Dear RapidMiner User,
The focus for this release has been on significantly improving collaboration and governance for data-loving teams. These improvements enable team members who are most productive designing processes and others who excel in writing code, to effectively work together towards a common goal: business impact.
Please try it and share your feedback with us.
RapidMiner Studio and Server, as well as JupyterHub, now support the concept of projects, enabling you to structure and isolate your work., allowing multiple users to collaborate while maintaining a consistent state across the entire project.
On top of that, projects are versioned, providing the following cool features:
- Linear backup, you can always revert to a past state (nothing is lost, no matter what you do).
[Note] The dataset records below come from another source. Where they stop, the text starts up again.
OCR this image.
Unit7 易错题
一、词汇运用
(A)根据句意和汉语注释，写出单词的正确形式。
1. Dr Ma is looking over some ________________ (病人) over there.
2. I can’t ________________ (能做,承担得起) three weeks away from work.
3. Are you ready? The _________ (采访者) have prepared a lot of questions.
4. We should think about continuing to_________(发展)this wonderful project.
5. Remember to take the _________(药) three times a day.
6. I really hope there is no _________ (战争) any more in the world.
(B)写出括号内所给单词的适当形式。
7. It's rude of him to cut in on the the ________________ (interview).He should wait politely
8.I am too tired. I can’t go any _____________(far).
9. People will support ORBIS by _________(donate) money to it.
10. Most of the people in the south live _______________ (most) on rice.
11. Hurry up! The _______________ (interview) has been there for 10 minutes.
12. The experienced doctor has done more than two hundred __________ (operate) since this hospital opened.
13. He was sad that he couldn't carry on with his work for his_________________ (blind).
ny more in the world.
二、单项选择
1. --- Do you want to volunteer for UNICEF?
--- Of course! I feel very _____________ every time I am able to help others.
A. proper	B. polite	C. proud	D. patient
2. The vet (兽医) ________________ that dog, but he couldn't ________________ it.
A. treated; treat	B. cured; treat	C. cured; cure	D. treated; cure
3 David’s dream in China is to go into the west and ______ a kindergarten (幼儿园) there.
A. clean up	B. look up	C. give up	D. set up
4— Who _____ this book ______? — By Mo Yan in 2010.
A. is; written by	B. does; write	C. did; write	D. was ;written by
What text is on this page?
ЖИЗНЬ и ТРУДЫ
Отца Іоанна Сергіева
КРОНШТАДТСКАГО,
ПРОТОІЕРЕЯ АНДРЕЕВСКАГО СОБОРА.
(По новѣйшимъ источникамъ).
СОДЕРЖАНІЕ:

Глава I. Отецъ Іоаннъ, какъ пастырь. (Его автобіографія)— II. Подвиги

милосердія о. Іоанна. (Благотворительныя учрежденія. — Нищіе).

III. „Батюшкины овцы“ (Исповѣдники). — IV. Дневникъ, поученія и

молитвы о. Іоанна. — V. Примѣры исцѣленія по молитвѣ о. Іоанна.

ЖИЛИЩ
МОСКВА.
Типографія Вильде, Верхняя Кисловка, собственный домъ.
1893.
- Each snapshot (project version) is fully consistent, so it's easy to answer compliance questions like "which process trained this model".
- Traceability: snapshots log who did what, when and why (through user-written comments).
- There's a Git server used as the version control backend. This also enables storing files of arbitrary types like .py or .csv, making your projects whole.
A single identity, across our entire platform
Over the last few releases we have notably grown our platform by integrating great tools such as JupyterHub and Grafana. Now we have closed the gap on providing an enterprise-grade, easy to manage and easy to use authentication and authorization experience for our containerized platform deployment.
Users will enjoy a true Single Sign-On experience to all deployed components, including Go, Studio, Server, JupyterHub, Grafana, and the revamped platform admin interface.
Administrators will get a handy tool to administer users, groups or implement a fine-grained role-based access control.
Under the hood, we achieve this by integrating and configuring an open source product named KeyCloak.
Here are a few cool things you can do:
- configure federation with any SAML 2.0 or OAuth2/OpenID Connect based identity provider
- configure self-service password resets, password expiration policies, and two-factor authentication, to ensure compliance with security requirements
- create and manage groups and roles for fine-grained access control to various platform components
HDF5 as the new file format
RapidMiner ExampleSets are now written to disk in a new file format: HDF5. This well-established format ensures stability and performance when storing large amounts of data. It also means that Python and RapidMiner Studio can exchange data easier and faster than ever before.
Improvements in our guided machine learning features
- some processes (e.g. SVM, FLM, or weight calculations) now use 'Target Encoding' (new operator) instead of one-hot encoding which reduces memory usage and run times
- You can submit multiple Auto Model jobs to RapidMiner Server and use its repository to load the results.
- Repositories on RapidMiner Server and RapidMiner Studio can be used as storage locations for deployed models (also known as "deployment location")
- unused and ID columns are now kept in the results after scoring
- for repositories and projects created in 9.7 and later it is now possible to have a folder or a process with the same name as a data entry they can also take advantage of supporting all files you may have on your computer (.py, .jpeg, .pdf, etc).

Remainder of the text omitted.